United States achieves first lunar landing in half a century 

On Thursday, Texas-based Intuitive Machines' spacecraft landed near the moon's south pole, marking the first U.S. 

NASA, which carried many research instruments, welcomed the landing as a key milestone in its objective of sending a squad of commercially piloted spacecraft on scientific scouting trips to the moon before astronauts return later this decade. 

However, initial communications issues after Thursday's landing aroused concerns about the vehicle's impairment or obstruction. 

The uncrewed six-legged robot lander, Odysseus, landed at 6:23 p.m. EST (2323 GMT), the company and NASA announced in a joint webcast from Intuitive Machines' (LUNR.O), opens new tab mission operations center in Houston. 

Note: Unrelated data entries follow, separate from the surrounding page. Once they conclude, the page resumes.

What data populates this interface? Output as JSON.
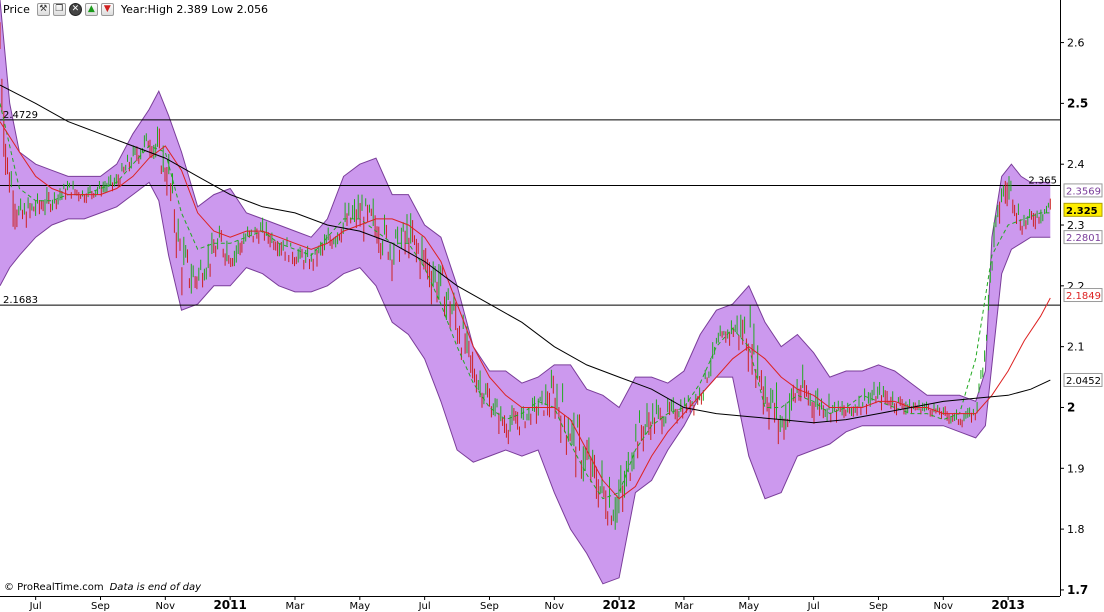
{
  "toolbar": {
    "title": "Price",
    "stats": "Year:High 2.389 Low 2.056",
    "icons": [
      "wrench-icon",
      "window-icon",
      "close-icon",
      "arrow-up-icon",
      "arrow-down-icon"
    ]
  },
  "footer": {
    "brand": "© ProRealTime.com",
    "note": "Data is end of day"
  },
  "colors": {
    "band_fill": "#cc99ee",
    "band_edge": "#7a3d9a",
    "bar_up": "#22aa22",
    "bar_down": "#cc2222",
    "ma_black": "#000000",
    "ma_red": "#dd2222",
    "ma_green_dash": "#22aa22",
    "current_price_bg": "#ffee00"
  },
  "chart_data": {
    "type": "line",
    "y_ticks": [
      "2.6",
      "2.5",
      "2.4",
      "2.3",
      "2.2",
      "2.1",
      "2",
      "1.9",
      "1.8",
      "1.7"
    ],
    "y_tick_values": [
      2.6,
      2.5,
      2.4,
      2.3,
      2.2,
      2.1,
      2.0,
      1.9,
      1.8,
      1.7
    ],
    "bold_ticks": [
      "2.5",
      "2",
      "1.7"
    ],
    "ylim": [
      1.69,
      2.67
    ],
    "x_ticks": [
      "Jul",
      "Sep",
      "Nov",
      "2011",
      "Mar",
      "May",
      "Jul",
      "Sep",
      "Nov",
      "2012",
      "Mar",
      "May",
      "Jul",
      "Sep",
      "Nov",
      "2013"
    ],
    "x_tick_values": [
      0.5,
      2.5,
      4.5,
      6.5,
      8.5,
      10.5,
      12.5,
      14.5,
      16.5,
      18.5,
      20.5,
      22.5,
      24.5,
      26.5,
      28.5,
      30.5
    ],
    "bold_x_ticks": [
      "2011",
      "2012",
      "2013"
    ],
    "xlim": [
      -0.6,
      32.1
    ],
    "horizontal_lines": [
      {
        "value": 2.4729,
        "label": "2.4729",
        "label_side": "left"
      },
      {
        "value": 2.365,
        "label": "2.365",
        "label_side": "right"
      },
      {
        "value": 2.1683,
        "label": "2.1683",
        "label_side": "left"
      }
    ],
    "right_labels": [
      {
        "value": 2.3569,
        "label": "2.3569",
        "color": "#7a3d9a",
        "highlight": false
      },
      {
        "value": 2.325,
        "label": "2.325",
        "color": "#000000",
        "highlight": true
      },
      {
        "value": 2.2801,
        "label": "2.2801",
        "color": "#7a3d9a",
        "highlight": false
      },
      {
        "value": 2.1849,
        "label": "2.1849",
        "color": "#dd2222",
        "highlight": false
      },
      {
        "value": 2.0452,
        "label": "2.0452",
        "color": "#000000",
        "highlight": false
      }
    ],
    "price_series": {
      "x": [
        -0.6,
        -0.4,
        0,
        0.5,
        1,
        1.5,
        2,
        2.5,
        3,
        3.5,
        4,
        4.3,
        4.6,
        5,
        5.4,
        5.8,
        6.2,
        6.6,
        7,
        7.5,
        8,
        8.5,
        9,
        9.5,
        10,
        10.5,
        11,
        11.5,
        12,
        12.5,
        13,
        13.5,
        14,
        14.5,
        15,
        15.5,
        16,
        16.5,
        17,
        17.5,
        18,
        18.3,
        18.6,
        19,
        19.5,
        20,
        20.5,
        21,
        21.5,
        22,
        22.5,
        23,
        23.5,
        24,
        24.5,
        25,
        25.5,
        26,
        26.5,
        27,
        27.5,
        28,
        28.5,
        29,
        29.5,
        29.8,
        30,
        30.3,
        30.6,
        30.9,
        31.2,
        31.5,
        31.8
      ],
      "y": [
        2.6,
        2.4,
        2.31,
        2.33,
        2.34,
        2.36,
        2.35,
        2.36,
        2.37,
        2.41,
        2.44,
        2.42,
        2.38,
        2.24,
        2.21,
        2.24,
        2.27,
        2.25,
        2.28,
        2.29,
        2.27,
        2.25,
        2.24,
        2.27,
        2.3,
        2.32,
        2.3,
        2.26,
        2.28,
        2.24,
        2.2,
        2.14,
        2.06,
        2.01,
        1.97,
        1.98,
        2.0,
        2.02,
        1.96,
        1.91,
        1.86,
        1.84,
        1.85,
        1.95,
        1.98,
        1.99,
        2.0,
        2.02,
        2.1,
        2.13,
        2.12,
        2.03,
        1.97,
        2.03,
        2.01,
        2.0,
        1.99,
        2.01,
        2.02,
        2.01,
        2.0,
        2.0,
        1.99,
        1.98,
        1.99,
        2.1,
        2.25,
        2.35,
        2.36,
        2.3,
        2.31,
        2.32,
        2.33
      ]
    },
    "bollinger_upper": {
      "x": [
        -0.6,
        -0.3,
        0,
        0.5,
        1,
        1.5,
        2,
        2.5,
        3,
        3.5,
        4,
        4.3,
        4.6,
        5,
        5.5,
        6,
        6.5,
        7,
        7.5,
        8,
        8.5,
        9,
        9.5,
        10,
        10.5,
        11,
        11.5,
        12,
        12.5,
        13,
        13.5,
        14,
        14.5,
        15,
        15.5,
        16,
        16.5,
        17,
        17.5,
        18,
        18.5,
        19,
        19.5,
        20,
        20.5,
        21,
        21.5,
        22,
        22.5,
        23,
        23.5,
        24,
        24.5,
        25,
        25.5,
        26,
        26.5,
        27,
        27.5,
        28,
        28.5,
        29,
        29.5,
        29.8,
        30,
        30.3,
        30.6,
        30.9,
        31.2,
        31.5,
        31.8
      ],
      "y": [
        2.67,
        2.5,
        2.42,
        2.4,
        2.39,
        2.38,
        2.38,
        2.38,
        2.4,
        2.45,
        2.49,
        2.52,
        2.48,
        2.42,
        2.33,
        2.35,
        2.36,
        2.32,
        2.31,
        2.3,
        2.29,
        2.28,
        2.31,
        2.38,
        2.4,
        2.41,
        2.35,
        2.35,
        2.3,
        2.28,
        2.2,
        2.1,
        2.06,
        2.06,
        2.04,
        2.05,
        2.07,
        2.07,
        2.03,
        2.02,
        2.0,
        2.05,
        2.05,
        2.04,
        2.06,
        2.12,
        2.16,
        2.17,
        2.2,
        2.14,
        2.1,
        2.12,
        2.09,
        2.05,
        2.06,
        2.06,
        2.07,
        2.06,
        2.04,
        2.02,
        2.02,
        2.02,
        2.01,
        2.06,
        2.28,
        2.38,
        2.4,
        2.38,
        2.37,
        2.37,
        2.37
      ]
    },
    "bollinger_lower": {
      "x": [
        -0.6,
        -0.3,
        0,
        0.5,
        1,
        1.5,
        2,
        2.5,
        3,
        3.5,
        4,
        4.3,
        4.6,
        5,
        5.5,
        6,
        6.5,
        7,
        7.5,
        8,
        8.5,
        9,
        9.5,
        10,
        10.5,
        11,
        11.5,
        12,
        12.5,
        13,
        13.5,
        14,
        14.5,
        15,
        15.5,
        16,
        16.5,
        17,
        17.5,
        18,
        18.5,
        19,
        19.5,
        20,
        20.5,
        21,
        21.5,
        22,
        22.5,
        23,
        23.5,
        24,
        24.5,
        25,
        25.5,
        26,
        26.5,
        27,
        27.5,
        28,
        28.5,
        29,
        29.5,
        29.8,
        30,
        30.3,
        30.6,
        30.9,
        31.2,
        31.5,
        31.8
      ],
      "y": [
        2.2,
        2.23,
        2.25,
        2.28,
        2.3,
        2.31,
        2.31,
        2.32,
        2.33,
        2.35,
        2.37,
        2.34,
        2.25,
        2.16,
        2.17,
        2.2,
        2.2,
        2.23,
        2.22,
        2.2,
        2.19,
        2.19,
        2.2,
        2.22,
        2.23,
        2.2,
        2.14,
        2.12,
        2.08,
        2.01,
        1.93,
        1.91,
        1.92,
        1.93,
        1.92,
        1.93,
        1.86,
        1.8,
        1.76,
        1.71,
        1.72,
        1.86,
        1.88,
        1.93,
        1.97,
        2.02,
        2.05,
        2.05,
        1.92,
        1.85,
        1.86,
        1.92,
        1.93,
        1.94,
        1.96,
        1.97,
        1.97,
        1.97,
        1.97,
        1.97,
        1.97,
        1.96,
        1.95,
        1.97,
        2.07,
        2.22,
        2.26,
        2.27,
        2.28,
        2.28,
        2.28
      ]
    },
    "ma_black": {
      "x": [
        -0.6,
        0.5,
        1.5,
        2.5,
        3.5,
        4.5,
        5.5,
        6.5,
        7.5,
        8.5,
        9.5,
        10.5,
        11.5,
        12.5,
        13.5,
        14.5,
        15.5,
        16.5,
        17.5,
        18.5,
        19.5,
        20.5,
        21.5,
        22.5,
        23.5,
        24.5,
        25.5,
        26.5,
        27.5,
        28.5,
        29.5,
        30.5,
        31.2,
        31.8
      ],
      "y": [
        2.53,
        2.5,
        2.47,
        2.45,
        2.43,
        2.41,
        2.38,
        2.35,
        2.33,
        2.32,
        2.3,
        2.29,
        2.27,
        2.24,
        2.2,
        2.17,
        2.14,
        2.1,
        2.07,
        2.05,
        2.03,
        2.0,
        1.99,
        1.985,
        1.98,
        1.975,
        1.98,
        1.99,
        2.0,
        2.01,
        2.015,
        2.02,
        2.03,
        2.045
      ]
    },
    "ma_red": {
      "x": [
        -0.6,
        0,
        0.5,
        1,
        1.5,
        2,
        2.5,
        3,
        3.5,
        4,
        4.5,
        5,
        5.5,
        6,
        6.5,
        7,
        7.5,
        8,
        8.5,
        9,
        9.5,
        10,
        10.5,
        11,
        11.5,
        12,
        12.5,
        13,
        13.5,
        14,
        14.5,
        15,
        15.5,
        16,
        16.5,
        17,
        17.5,
        18,
        18.5,
        19,
        19.5,
        20,
        20.5,
        21,
        21.5,
        22,
        22.5,
        23,
        23.5,
        24,
        24.5,
        25,
        25.5,
        26,
        26.5,
        27,
        27.5,
        28,
        28.5,
        29,
        29.5,
        30,
        30.5,
        31,
        31.5,
        31.8
      ],
      "y": [
        2.47,
        2.42,
        2.38,
        2.36,
        2.35,
        2.35,
        2.35,
        2.36,
        2.38,
        2.41,
        2.43,
        2.39,
        2.32,
        2.29,
        2.28,
        2.29,
        2.29,
        2.28,
        2.27,
        2.26,
        2.27,
        2.29,
        2.3,
        2.31,
        2.31,
        2.3,
        2.28,
        2.24,
        2.17,
        2.1,
        2.05,
        2.02,
        2.0,
        2.0,
        2.0,
        1.98,
        1.93,
        1.88,
        1.85,
        1.87,
        1.92,
        1.96,
        1.99,
        2.02,
        2.05,
        2.08,
        2.1,
        2.08,
        2.05,
        2.03,
        2.02,
        2.0,
        2.0,
        2.0,
        2.01,
        2.01,
        2.0,
        2.0,
        1.99,
        1.99,
        1.99,
        2.02,
        2.06,
        2.11,
        2.15,
        2.18
      ]
    },
    "ma_green_dash": {
      "x": [
        -0.6,
        0,
        0.5,
        1,
        1.5,
        2,
        2.5,
        3,
        3.5,
        4,
        4.5,
        5,
        5.5,
        6,
        6.5,
        7,
        7.5,
        8,
        8.5,
        9,
        9.5,
        10,
        10.5,
        11,
        11.5,
        12,
        12.5,
        13,
        13.5,
        14,
        14.5,
        15,
        15.5,
        16,
        16.5,
        17,
        17.5,
        18,
        18.5,
        19,
        19.5,
        20,
        20.5,
        21,
        21.5,
        22,
        22.5,
        23,
        23.5,
        24,
        24.5,
        25,
        25.5,
        26,
        26.5,
        27,
        27.5,
        28,
        28.5,
        29,
        29.5,
        30,
        30.5,
        31,
        31.5,
        31.8
      ],
      "y": [
        2.5,
        2.36,
        2.34,
        2.34,
        2.35,
        2.35,
        2.36,
        2.37,
        2.4,
        2.43,
        2.42,
        2.32,
        2.26,
        2.27,
        2.27,
        2.28,
        2.29,
        2.27,
        2.26,
        2.25,
        2.28,
        2.31,
        2.31,
        2.29,
        2.27,
        2.27,
        2.23,
        2.17,
        2.1,
        2.04,
        2.0,
        1.98,
        1.99,
        2.01,
        2.0,
        1.94,
        1.89,
        1.85,
        1.86,
        1.93,
        1.97,
        1.99,
        2.0,
        2.04,
        2.1,
        2.13,
        2.1,
        2.0,
        2.0,
        2.02,
        2.01,
        1.99,
        2.0,
        2.02,
        2.01,
        2.0,
        1.99,
        1.99,
        1.98,
        1.99,
        2.08,
        2.25,
        2.3,
        2.31,
        2.32,
        2.32
      ]
    }
  }
}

The spacecraft's autonomous navigation system malfunctioned during the final approach and descent, forcing engineers on the ground to use an untested workaround at the last minute. 

After an expected radio outage, it required time to repair communications with the spacecraft and discover its destiny 239,000 miles (384,000 km) from Earth. 

According to the webcast, the signal was feeble when communication was restored, showing that the lander had touched down but left mission control uncertain of its condition and position. 

"Our equipment is on the moon, and we are transmitting, so congratulations IM team," Intuitive Machines mission director Tim Crain told the operations center.